SAUDADES DO ELBULLI?

Já passaram 10 anos desde que o famoso restaurante fechou a 30 de julho de 2011. Contudo, mesmo de portas encerradas, há quem considere que ele continua “aberto” – não apenas pelas memórias que permanecem, ou pelo gigante legado que se tem espalhado por todo o mundo, como também pelo facto do seu criador, Ferran Adrià, dizer ainda “não saber bem o que é que exatamente se passou ali”. A última década tem servido para isso mesmo, para decifrá-lo através da criação de diversos projetos de inovação, divulgação e conhecimento, como é o caso das suas mais de 20 “enciclopédias” que mantêm o restaurante metaforicamente vivo e ativo.

“Nostalgia? Nenhuma! E se fosse abrir novamente faria tudo igual”, admitiu numa entrevista ao jornal espanhol El País o chef que “roubou” a França o primeiro lugar como referência gastronómica universal. “O mais natural e lógico seria que este fosse um dia triste para nós, mas é o contrário!”, declarou a 30 de julho de 2011, na primeira conferência de empresa da elBulli, onde anunciou o encerramento do restaurante, e ao mesmo tempo o nascimento da sua fundação, que definiu como “um projeto aberto à pesquisa e à criatividade culinária”.

O último jantar foi dado ao lado do seu professor e mestre, Juanmari Arzak, do seu irmão Albert Adrià (também ele cozinheiro) e de alguns dos que já haviam passado pela sua cozinha e já tinham estrelas “nos punhados”, como foi o caso de Massimo Bottura, René Redzepi, ou Andoni Luis Aduriz.

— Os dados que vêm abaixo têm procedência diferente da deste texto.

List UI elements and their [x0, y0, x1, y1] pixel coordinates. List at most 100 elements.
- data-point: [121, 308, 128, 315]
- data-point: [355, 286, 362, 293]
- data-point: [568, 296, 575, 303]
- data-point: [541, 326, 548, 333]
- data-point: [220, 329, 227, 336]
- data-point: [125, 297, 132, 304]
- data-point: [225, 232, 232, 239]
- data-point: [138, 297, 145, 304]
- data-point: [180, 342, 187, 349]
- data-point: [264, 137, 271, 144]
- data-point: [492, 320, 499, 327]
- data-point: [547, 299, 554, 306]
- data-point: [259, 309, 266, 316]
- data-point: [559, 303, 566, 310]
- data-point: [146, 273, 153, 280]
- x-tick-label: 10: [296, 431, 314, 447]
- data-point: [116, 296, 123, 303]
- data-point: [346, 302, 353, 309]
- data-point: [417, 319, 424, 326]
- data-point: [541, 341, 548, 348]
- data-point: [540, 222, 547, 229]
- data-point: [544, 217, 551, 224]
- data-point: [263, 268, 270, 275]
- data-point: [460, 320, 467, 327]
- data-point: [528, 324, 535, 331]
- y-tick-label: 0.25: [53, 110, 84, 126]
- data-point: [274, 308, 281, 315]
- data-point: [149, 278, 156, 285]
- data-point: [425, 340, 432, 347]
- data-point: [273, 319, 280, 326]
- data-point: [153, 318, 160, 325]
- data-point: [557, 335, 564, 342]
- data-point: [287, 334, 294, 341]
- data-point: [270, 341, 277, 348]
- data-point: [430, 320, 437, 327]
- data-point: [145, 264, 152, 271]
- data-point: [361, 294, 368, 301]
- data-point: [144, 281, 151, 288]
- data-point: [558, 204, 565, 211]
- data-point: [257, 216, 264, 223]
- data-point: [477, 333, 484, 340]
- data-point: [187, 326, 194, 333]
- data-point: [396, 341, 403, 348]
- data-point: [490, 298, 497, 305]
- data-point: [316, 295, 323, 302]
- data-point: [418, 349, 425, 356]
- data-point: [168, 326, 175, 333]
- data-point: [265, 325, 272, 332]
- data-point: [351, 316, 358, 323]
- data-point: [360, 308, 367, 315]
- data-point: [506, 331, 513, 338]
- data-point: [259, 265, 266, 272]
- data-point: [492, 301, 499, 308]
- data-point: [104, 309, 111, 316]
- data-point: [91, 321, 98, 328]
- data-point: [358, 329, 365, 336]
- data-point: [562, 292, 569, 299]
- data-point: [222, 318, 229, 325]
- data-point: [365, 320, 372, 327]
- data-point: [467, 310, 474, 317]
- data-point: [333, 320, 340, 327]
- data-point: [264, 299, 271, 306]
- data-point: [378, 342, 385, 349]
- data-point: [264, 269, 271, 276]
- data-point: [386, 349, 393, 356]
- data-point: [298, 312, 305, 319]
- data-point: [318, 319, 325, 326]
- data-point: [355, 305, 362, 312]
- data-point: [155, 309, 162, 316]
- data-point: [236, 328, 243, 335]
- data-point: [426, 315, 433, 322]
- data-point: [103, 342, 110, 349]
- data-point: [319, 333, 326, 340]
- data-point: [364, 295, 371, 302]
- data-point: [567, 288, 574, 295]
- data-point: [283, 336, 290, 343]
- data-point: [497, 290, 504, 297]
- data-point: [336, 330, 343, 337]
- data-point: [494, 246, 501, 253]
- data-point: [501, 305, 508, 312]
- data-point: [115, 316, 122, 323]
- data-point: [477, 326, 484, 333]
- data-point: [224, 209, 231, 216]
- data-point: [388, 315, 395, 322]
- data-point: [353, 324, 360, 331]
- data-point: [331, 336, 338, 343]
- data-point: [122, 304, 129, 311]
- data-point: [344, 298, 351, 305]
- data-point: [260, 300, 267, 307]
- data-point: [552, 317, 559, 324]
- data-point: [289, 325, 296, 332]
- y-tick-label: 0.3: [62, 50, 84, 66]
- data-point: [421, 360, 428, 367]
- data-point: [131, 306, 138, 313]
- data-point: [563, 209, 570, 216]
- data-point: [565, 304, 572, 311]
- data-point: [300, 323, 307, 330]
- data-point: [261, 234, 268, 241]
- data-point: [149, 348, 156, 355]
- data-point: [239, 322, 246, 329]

Ao todo, foram 50 convidados que desfrutaram da sua culinária “desconstrutivista”: como aperitivo foi servido Martini seco, constituído por uma bolha de azeitona que, colocada na língua, “explode” numa mistura de sabores que vão do gin ao vermute. Em seguida, à volta das mesas, meia centena de pratos variados: ravioli de pistáchio, croquetes de frango líquido, pétalas de rosa com presunto marinado em sumo de melão. “Agora tenho outro papel, em vez de criar pratos, ajudo a criar criadores”, afirmou, contando que se fechou o restaurante foi porque se convenceu de que “na área da cozinha já havia atingido todos os limites possíveis”.

 

AO ESTILO DO CHEF

Por mais que recuse estar diretamente ligado à gastronomia molecular, o chef espanhol, tal como chef britânico Heston Blumenthal, é frequentemente associado a essa técnica. Mas Ferran Adrià prefere referir-se à sua culinária como “desconstrutivista”: “Pegar num prato conhecido, transformar todos os seus ingredientes, ou parte deles; modificar a sua textura, forma e/ou temperatura. Desconstruído, esse prato preserva a sua essência, mas a sua aparência será radicalmente diferente da original”, esclareceu ao jornal espanhol. O seu objetivo foi sempre “proporcionar contrastes inesperados de sabor, temperatura e textura. Nada é o que parece. A ideia é provocar, surpreender e deliciar o cliente”.

Fundado em 1964, inicialmente o El Bulli era um churrasco de praia, devendo o seu nome à predileção dos primeiros proprietários – um casal de alemães – por buldogues franceses. Durante anos a ementa exibiu o desenho de um cão daquela raça.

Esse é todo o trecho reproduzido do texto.